Anonymous wrote:Back to about 1860, give or take on different lines. I was a history major and am a history buff so I find it just an interesting entry point into different historical periods or questions. I’m less interested in historical battles and rulers than in things like what jobs oeople had, who did they marry, what did they eat/wear, how many kids did they have and how were they raised, etc.
I will say there is a LOT of lazy research in the genealogy world. People assume that just because someone had a particular name or lives in a particular place that it’s a relative. But names were really different then. I had a relative with a really odd Italian name—never met anyone else with it except my cousins. Turns out that it was super common in one particular little village—it means something in the dialect that was spoken at that time, although it’s unclear what. I think it was akin to something like Gardener, so basically all the poor people from that little village who grew stuff had that last name.

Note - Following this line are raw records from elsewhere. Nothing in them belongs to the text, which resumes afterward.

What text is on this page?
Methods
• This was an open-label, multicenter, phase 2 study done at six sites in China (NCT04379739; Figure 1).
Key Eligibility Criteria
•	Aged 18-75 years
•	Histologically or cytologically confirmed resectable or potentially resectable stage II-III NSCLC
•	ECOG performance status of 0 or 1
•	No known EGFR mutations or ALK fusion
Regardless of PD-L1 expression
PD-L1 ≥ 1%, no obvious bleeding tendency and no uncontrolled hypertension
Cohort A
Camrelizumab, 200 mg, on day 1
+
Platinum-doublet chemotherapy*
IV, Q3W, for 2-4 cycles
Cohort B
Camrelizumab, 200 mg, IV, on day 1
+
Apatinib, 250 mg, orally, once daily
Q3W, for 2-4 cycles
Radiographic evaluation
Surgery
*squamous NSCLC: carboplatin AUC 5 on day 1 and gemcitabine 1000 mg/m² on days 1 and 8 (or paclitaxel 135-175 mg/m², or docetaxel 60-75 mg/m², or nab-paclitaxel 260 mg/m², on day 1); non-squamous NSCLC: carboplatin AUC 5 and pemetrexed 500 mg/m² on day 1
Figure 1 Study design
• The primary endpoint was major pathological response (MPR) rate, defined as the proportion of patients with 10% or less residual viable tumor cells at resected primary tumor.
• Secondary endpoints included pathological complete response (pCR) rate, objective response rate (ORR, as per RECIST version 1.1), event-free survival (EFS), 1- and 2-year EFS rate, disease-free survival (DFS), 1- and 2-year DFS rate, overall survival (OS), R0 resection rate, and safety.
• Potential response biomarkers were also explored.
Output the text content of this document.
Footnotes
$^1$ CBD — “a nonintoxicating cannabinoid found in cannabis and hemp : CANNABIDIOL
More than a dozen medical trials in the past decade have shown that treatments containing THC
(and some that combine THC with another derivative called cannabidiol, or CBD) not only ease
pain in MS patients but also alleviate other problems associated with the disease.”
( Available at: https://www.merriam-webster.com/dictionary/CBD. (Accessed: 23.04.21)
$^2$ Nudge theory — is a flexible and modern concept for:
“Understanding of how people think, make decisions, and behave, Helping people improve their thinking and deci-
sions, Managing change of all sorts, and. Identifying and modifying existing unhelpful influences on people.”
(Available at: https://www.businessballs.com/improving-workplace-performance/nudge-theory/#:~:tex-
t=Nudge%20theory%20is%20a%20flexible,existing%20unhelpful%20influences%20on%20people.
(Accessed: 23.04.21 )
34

There’s a lot of examples of that. My mom proudly found what she thought was an Irish relative in 1860–I was able to point out to ber that there were at least 5 Irish immigrants with the same name and of the same age living in the same state—and it’s not even a common irish last name. I need to have several confirming data points before I add it to my confirmed list.
I get irritated when people are like “oh my ancestor was a horse breeder and I’ve always like horse racing!” That seems weird to me. But it is something to think about aj ancestor who has 9 kids and only 3 of them lived to be adults, and to learned what they died of….really makes you appreciate modern medicine and vaccinations!
I agree with the laziness. If you’re just looking at trees and not the primary sources, you know nothing. And people think, oh you just pop a name in a database and viola! Ugh. Most people don’t understand how much research goes into a project like this.